For a moment the Vicomte hesitated, but he knew that not even he was

wanted inside that empty tent, and a half-bitter, half-sad feeling that

the perfect friendship and confidence that had existed between them for

twenty years would never again be the same came to them, the regretful

sense of inevitable change, the consciousness of personal relegation.

Then fear for Diana drove out every other consideration, and he went to

his own quarters with a heavy heart.

When he came back in a few minutes with Henri following him the camp

had undergone a transformation. With the promptness of perfect

discipline the hundred men who had been chosen to go on the expedition

were already waiting, each man standing by his horse, and the Sheik,

quiet and impassive as usual, was superintending the distribution of

extra ammunition. A groom was walking The Hawk slowly up and down, and

Yusef, whose gloomy eyes had been fixed reproachfully on his chief,

chafing against the order to remain behind to take command of the

reinforcements should they be needed, went to him and took the horse's

bridle from him and brought him to the Sheik. Even as he held the

stirrup Saint Hubert could see that he was expostulating with an

unusual insistence, begging for permission to accompany them. But the

Sheik shook his head, and the young man stood sullenly aside to avoid

The Hawk's hoofs as he reared impatiently.

Ahmed Ben Hassan motioned Saint Hubert to his side and in silence the

cavalcade started at the usual swift gallop. The silence impressed

Raoul, who was accustomed to the Arab's usual clamour. It affected his

sensitive temperaments, filling him with a sinister foreboding. The

silent band of stern-faced horsemen riding in close and orderly

formation behind them suggested something more than a mere relief

party. The tradition of reckless courage and organised fighting

efficiency that had made the tribe known and feared for generations had

been always maintained, and under the leadership of the last two

holders of the hereditary name to so high a degree that the respect in

which it was held was such that no other tribe had ventured to dispute

its supremacy, and for many years its serious fighting capacities had

not been tested.

Even Ibraheim Omair had inherited a feud that was largely traditional.

Only once during the lifetime of the last Ahmed Ben Hassan had he dared

to come into open conflict, and the memory of it had lasted until now.

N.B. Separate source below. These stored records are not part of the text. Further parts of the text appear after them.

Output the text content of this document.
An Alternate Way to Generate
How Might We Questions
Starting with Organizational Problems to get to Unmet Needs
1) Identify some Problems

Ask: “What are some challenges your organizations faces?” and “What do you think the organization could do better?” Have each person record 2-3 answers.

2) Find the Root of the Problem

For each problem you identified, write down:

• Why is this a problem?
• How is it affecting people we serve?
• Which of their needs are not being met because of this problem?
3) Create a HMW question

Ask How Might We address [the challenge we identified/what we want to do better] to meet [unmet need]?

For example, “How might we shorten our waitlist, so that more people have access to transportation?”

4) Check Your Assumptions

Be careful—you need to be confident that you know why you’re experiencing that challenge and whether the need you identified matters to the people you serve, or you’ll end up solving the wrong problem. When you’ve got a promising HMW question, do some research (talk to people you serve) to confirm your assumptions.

Skirmishes there had been and would always be inevitably sufficient to

keep the tribesmen in a state of perpetual expectancy, and for this

Ahmed Ben Hassan preserved the rigid discipline that prevailed in his

tribe, insisting on the high standard that had kept them famous. The

life-work that his predecessor had taken over from his father the

present Ahmed Ben Hassan had carried on and developed with autocratic

perseverance. The inborn love of fighting had been carefully fostered

in the tribe, the weapons with which they were armed were of the newest

pattern. Raoul knew with perfect certainty that to the picked men

following them this hasty expedition meant only one thing--war, the war

that they had looked forward to all their lives, precipitated now by an

accident that gave to a handful of them the chance that hundreds of

their fellow-tribesmen were longing for, a chance that sent them

joyfully behind their chief, careless whether the reinforcements that

had been sent for arrived in time or not. The smallness of their

numbers was a source of pleasure rather than otherwise; if they won

through to them would be the glory of victory; if they were annihilated

with them would rest the honour of dying with the leader whom they

worshipped, for not one of them doubted that Ahmed Ben Hassan would not

survive his bodyguard, the flower of his tribe, the carefully chosen

men from whose ranks his personal escort was always drawn. With them he

would crush his hereditary enemy or with them he would die.